Pulmonary and Critical Care Medicine, Medical College of Wisconsin.
Cureus. 2017 Aug 9;9(8):e1556. doi: 10.7759/cureus.1556.
Bravo® capsule (BC) (Medtronic, Minneapolis, MN) endoscopy is a reliable, viable, and well-tolerated diagnostic modality for resistant gastroesophageal reflux disease (GERD). Common complications of the procedure include early dislodgment, poor transmission, and premature removal due to intractable pain, while aspiration of the capsule is exceedingly rare. This paper reports a case of BC aspiration in a 52-year-old female who presented after being ventilated when her oxygen saturation dropped. The initial chest radiograph revealed that the BC was in the right main bronchus; the site was further elaborated by flexible endoscopy and the capsule was found to be in the right lower lobe bronchus distal to the bronchus intermedius. This was followed by a rigid bronchoscopy and extraction of the capsule with rigid grasper forceps. Although this occurs rarely, immediate endotracheal intubation and ventilator support is the preferred emergency step in such cases until bronchoscopic removal can be performed.
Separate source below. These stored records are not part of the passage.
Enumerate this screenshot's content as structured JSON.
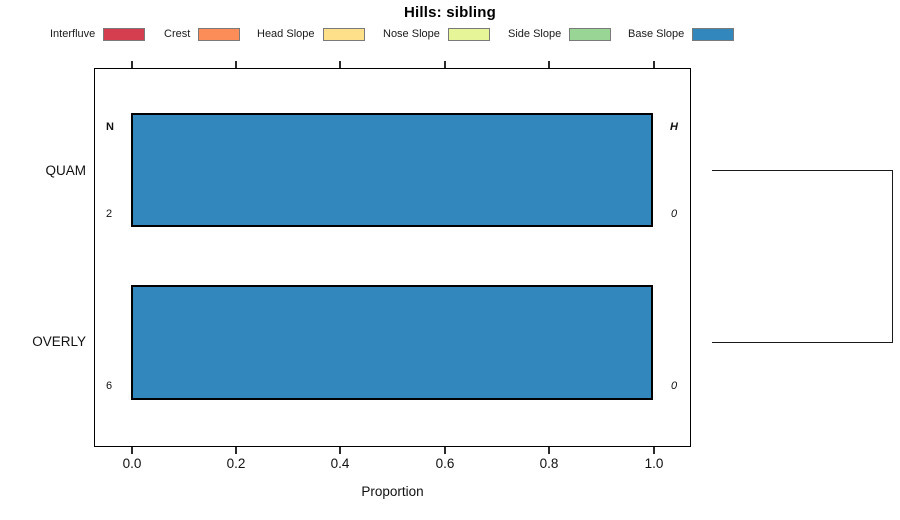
{
  "title": "Hills: sibling",
  "legend": {
    "items": [
      {
        "label": "Interfluve",
        "color": "#D53E4F"
      },
      {
        "label": "Crest",
        "color": "#FC8D59"
      },
      {
        "label": "Head Slope",
        "color": "#FEE08B"
      },
      {
        "label": "Nose Slope",
        "color": "#E6F598"
      },
      {
        "label": "Side Slope",
        "color": "#99D594"
      },
      {
        "label": "Base Slope",
        "color": "#3288BD"
      }
    ]
  },
  "chart_data": {
    "type": "bar",
    "orientation": "horizontal",
    "stacked": true,
    "title": "Hills: sibling",
    "xlabel": "Proportion",
    "xlim": [
      0,
      1
    ],
    "xticks": [
      "0.0",
      "0.2",
      "0.4",
      "0.6",
      "0.8",
      "1.0"
    ],
    "categories": [
      "QUAM",
      "OVERLY"
    ],
    "series": [
      {
        "name": "Interfluve",
        "color": "#D53E4F",
        "values": [
          0,
          0
        ]
      },
      {
        "name": "Crest",
        "color": "#FC8D59",
        "values": [
          0,
          0
        ]
      },
      {
        "name": "Head Slope",
        "color": "#FEE08B",
        "values": [
          0,
          0
        ]
      },
      {
        "name": "Nose Slope",
        "color": "#E6F598",
        "values": [
          0,
          0
        ]
      },
      {
        "name": "Side Slope",
        "color": "#99D594",
        "values": [
          0,
          0
        ]
      },
      {
        "name": "Base Slope",
        "color": "#3288BD",
        "values": [
          1.0,
          1.0
        ]
      }
    ],
    "annotation_columns": {
      "left_header": "N",
      "right_header": "H"
    },
    "row_annotations": [
      {
        "category": "QUAM",
        "n": "2",
        "h": "0"
      },
      {
        "category": "OVERLY",
        "n": "6",
        "h": "0"
      }
    ],
    "dendrogram": {
      "joined": [
        "QUAM",
        "OVERLY"
      ]
    },
    "legend_position": "top",
    "grid": false
  }
}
Bravo®胶囊(BC)(美敦力公司,明尼阿波利斯,明尼苏达州)内镜检查是一种用于难治性胃食管反流病(GERD)的可靠、可行且耐受性良好的诊断方法。该操作的常见并发症包括早期移位、传输不良以及因难以忍受的疼痛而提前取出,而胶囊误吸极为罕见。本文报告了一例52岁女性在吸氧饱和度下降后接受通气时发生BC误吸的病例。最初的胸部X光片显示BC位于右主支气管;通过柔性内镜进一步明确了位置,发现胶囊位于中间支气管远端的右下叶支气管。随后进行了硬质支气管镜检查,并用硬质抓取钳取出了胶囊。尽管这种情况很少发生,但在此类病例中,在能够进行支气管镜取出之前,立即进行气管插管和呼吸机支持是首选的紧急措施。